Кончик пера дрогнул, замирая на бедре. Она глубоко вздохнула, прервав течение посвященной ей поэмы. Проснулась? Нет. Я оцарапал её? Нет. Белая кожа белее прежнего. Что это? На прекрасной упругой, словно подошедшая опара, ягодице безобразная клякса синяка с желтовато – зеленым ободком. Кто смел так надругаться над моей поэмой? Над этим обнаженным телом? Доступным, но чудесным…
Я разворачиваю перо острием к себе и тонким дрожащим пушком обвожу это безобразное пятно – печать чьего-то пьяного свинства. Венера сгибает стройную ногу в колене и мне открывается лоно. Стеснительные складки, за которыми кроется розовый цветок плоти. Нет, нет, я не верю. Это не может быть телом портовой проституки. Ни грубости, ни жирных бабьих ляжек, ни толстых пяток. Её тело пахнет не табаком и потом, а анисом и мускусом. Я вижу тайну этого благоухания, проводя меж ягодиц, и легко опуская между влажных, нежных складок её плоти то самое перо, писавшее на ее теле странные строки. Её глубокий вдох и учащенное дыхание звучат глубже шепота морских волн, великолепней дрожащих строк…
Нет вечной музыки и вечный стихов. Я знаю это давно, но лишь недавно я узнал, какое наслаждение творить то, что исчезнет неузнанным. В миг, когда ты оканчиваешь стихи, которые исчезнут в огне – только в этот миг ты остаешься поэтом.
Когда желаньем иступленным
Горю, дрожа и холодея
Ты спишь. Будить тебя не смею.
Будить тебя – спугнуть введенье
Желанное, что вдруг явилось
К тебе во мне. И впасть в немилость?
Я тихим стану. Спи Венера.
Перо танцует в этой горячей, немыслимо прекрасной плоти, его язычок увлажняется таким полупрозрачным, подобным рисовой воде сладким нектаром. Я вижу, как на лице ее рисуется блаженство. Глаза и губы полуоткрыты. Изгибаясь тонкой веткой на ветру, она стирает со своей кожи следы моих нечаянных слов. Она вскрикивает, дыханье на миг замирает, вновь став глубоким и ровным. Я целую сладкие, тонкие, пахнущие опиумным дымом губы.
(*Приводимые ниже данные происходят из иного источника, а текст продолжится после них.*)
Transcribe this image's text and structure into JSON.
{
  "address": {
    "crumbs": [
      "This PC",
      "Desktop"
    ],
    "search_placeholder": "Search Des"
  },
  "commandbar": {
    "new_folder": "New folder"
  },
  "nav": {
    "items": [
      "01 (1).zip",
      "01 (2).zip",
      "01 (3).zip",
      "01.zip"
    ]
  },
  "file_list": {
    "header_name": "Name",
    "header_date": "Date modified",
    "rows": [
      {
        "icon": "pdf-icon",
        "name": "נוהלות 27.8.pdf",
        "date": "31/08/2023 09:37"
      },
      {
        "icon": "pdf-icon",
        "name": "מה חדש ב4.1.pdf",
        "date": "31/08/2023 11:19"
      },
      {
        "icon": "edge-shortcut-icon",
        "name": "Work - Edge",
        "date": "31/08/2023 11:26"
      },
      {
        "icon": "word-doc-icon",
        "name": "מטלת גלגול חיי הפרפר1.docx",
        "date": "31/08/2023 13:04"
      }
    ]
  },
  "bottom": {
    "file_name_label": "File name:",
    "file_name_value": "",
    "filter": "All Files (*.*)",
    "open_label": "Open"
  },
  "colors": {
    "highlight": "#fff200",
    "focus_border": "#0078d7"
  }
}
Спи, прекрасная, ты никогда не узнаешь меня и не прочтешь этих слов, даже если бы умела читать.
Тихо забрав из-под её головы подушку, мгновение смотрю на это детское улыбающееся лицо, которое сейчас исчезнет под тяжестью моих рук и ткани. Не двигайся и не кричи, дитя. Пусть ангелы возьмут тебя на свой заоблачный, солнечный остров. Я подарю тебе тихую смерть. Никто больше тебя не унизит, не причинит боли, никто не напишет на твоем теле ни единого слова. Моя поэма кончена, её не исправить. И не надо. Не сопротивляйся. Как похоже изгибалось твоё тело в медленном, сонном танце наслаждения, наваждения. Я буду держать подушку, пока твое дыхание не стихнет. Стирая с одежды позорные следы семени, не оборачиваясь, и оставив деньги я выйду прочь. Мы отплываем в полдень.